Help Along the Way

I recently heard a valuable set of words, “Happiness is fleeting, honor is immortal.” They made a great impression on me. Over the years I have tucked pieces of wisdom into my brain. Most remained in their useless state until after I went through recovery. As I moved through the years that had happened since my father initiated his plan of incest I felt myself growing in wisdom but I kept it all in a locked room in my mind. I had too many locked rooms. It was so hard to forgive my father. I had as many incest survivors before me, adored him. I always thought of him in superlative words. He was God in our household and my mother had him on a pedestal, an image she would never let go of. As she lay dying of breast cancer when she was 47 she told her brother that she wondered if it had been wise for her to not interfere with some of my father’s rulings.

Too late mom!! By then all the damage had been done. He had taken a happy, full of love and goodness, innocent to the core, deeply spiritual thirteen-year-old girl, one he had delivered himself in the middle of a blizzard, and turned her into a frightened, neurotic and thoroughly unhappy young lady. He had torn that innocence out of me and my mother supported his decision. After all, she had delivered four children in four years when she was younger and eight years later came another child, a slip as it were. He needed to satisfy his sexual needs somewhere and they couldn’t afford any more children. My mother was worn down from caring for such a large family and my father’s reasoning went something like this: It’s not so bad. They do it in the Appalachian district all the time. As a patriarchal family, we had no ability to fight back against such a vile decision.

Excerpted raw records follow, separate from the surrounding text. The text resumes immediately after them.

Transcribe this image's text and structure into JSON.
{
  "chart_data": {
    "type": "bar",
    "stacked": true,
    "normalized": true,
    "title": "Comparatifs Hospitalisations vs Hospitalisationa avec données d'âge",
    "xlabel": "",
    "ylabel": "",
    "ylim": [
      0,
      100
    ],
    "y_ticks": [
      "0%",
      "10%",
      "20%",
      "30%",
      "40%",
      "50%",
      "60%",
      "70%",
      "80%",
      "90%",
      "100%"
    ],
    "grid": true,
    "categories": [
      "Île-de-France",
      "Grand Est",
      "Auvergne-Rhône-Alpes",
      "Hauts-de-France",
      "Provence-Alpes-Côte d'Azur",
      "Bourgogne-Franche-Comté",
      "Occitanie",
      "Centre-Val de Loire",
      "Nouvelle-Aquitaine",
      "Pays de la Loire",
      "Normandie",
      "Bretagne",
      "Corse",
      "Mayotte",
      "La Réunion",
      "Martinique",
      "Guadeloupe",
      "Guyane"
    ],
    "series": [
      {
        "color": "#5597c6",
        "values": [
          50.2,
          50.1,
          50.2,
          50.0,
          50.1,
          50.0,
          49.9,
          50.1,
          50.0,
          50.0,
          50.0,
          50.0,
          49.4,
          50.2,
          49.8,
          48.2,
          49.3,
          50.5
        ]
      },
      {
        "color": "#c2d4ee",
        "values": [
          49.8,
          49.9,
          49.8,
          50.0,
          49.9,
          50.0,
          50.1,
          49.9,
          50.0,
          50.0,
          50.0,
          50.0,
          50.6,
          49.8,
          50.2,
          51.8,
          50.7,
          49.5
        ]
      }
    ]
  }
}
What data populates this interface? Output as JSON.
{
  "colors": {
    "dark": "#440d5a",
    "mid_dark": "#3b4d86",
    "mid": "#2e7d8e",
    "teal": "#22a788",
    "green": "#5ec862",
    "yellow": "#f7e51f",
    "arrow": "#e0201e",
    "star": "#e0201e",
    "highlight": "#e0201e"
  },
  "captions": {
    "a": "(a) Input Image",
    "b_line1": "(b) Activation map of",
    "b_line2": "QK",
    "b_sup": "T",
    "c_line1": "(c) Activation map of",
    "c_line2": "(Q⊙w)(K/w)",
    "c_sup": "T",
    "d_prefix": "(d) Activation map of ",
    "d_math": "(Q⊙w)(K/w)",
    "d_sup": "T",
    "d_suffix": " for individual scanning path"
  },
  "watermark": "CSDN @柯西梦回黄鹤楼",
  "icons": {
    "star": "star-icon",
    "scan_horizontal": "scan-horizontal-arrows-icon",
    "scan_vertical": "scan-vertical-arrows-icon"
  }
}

But words have always been my shield, my best friend. I decided when I was three years old that I wanted to be a writer when I grew up. My mother had been sharing my birthday present, a book titled A Picture Book of Words. She explained about words and how you could turn them into sentences and the sentences into paragraphs and the paragraphs into books. I can still remember the joy that rippled through me as I found out about words. At the age of thirteen I began writing poetry, agonizing words that ripped through me, telling all, telling nothing. I wrote my first novel in my teens. I read voraciously anything I could get my hands on, some of it to distract me from my despair, some of it to learn. I was desperate to find the truth. I had no idea what was happening in my young life and no way to discover the truth. In those days you couldn’t dial 911.

Many words of wisdom followed me. They showed up in my poetry, they hid in my novels, peeked out from articles I wrote. And while going through recovery they all surfaced a little at a time, sayings I had dismissed as useless in my search for understanding. Some of these homilies are:

A stitch in time saves nine, a sorrow shared is a sorrow halved and a joy shared is a joy doubled, watch the pennies and the dollars will take care of themselves and my personal favorite, An unexamined life is not worth living.  These words were first said by Aristotle, one of the world’s greatest philosophers.

Here are some of my own wisdom I have garnished through my journey:

Fall in love fast, it never will last, fall in love slow, it only can grow,

Talk to God often………then listen.

Climb trees as long as you’re able to. Don’t wait until it’s too late.

Only the bold moves count.

Never turn your back on any opportunity for joy.

Life is a gift! Unwrap it!

There is much truth and wisdom in words. Explore them, utilize them, share them.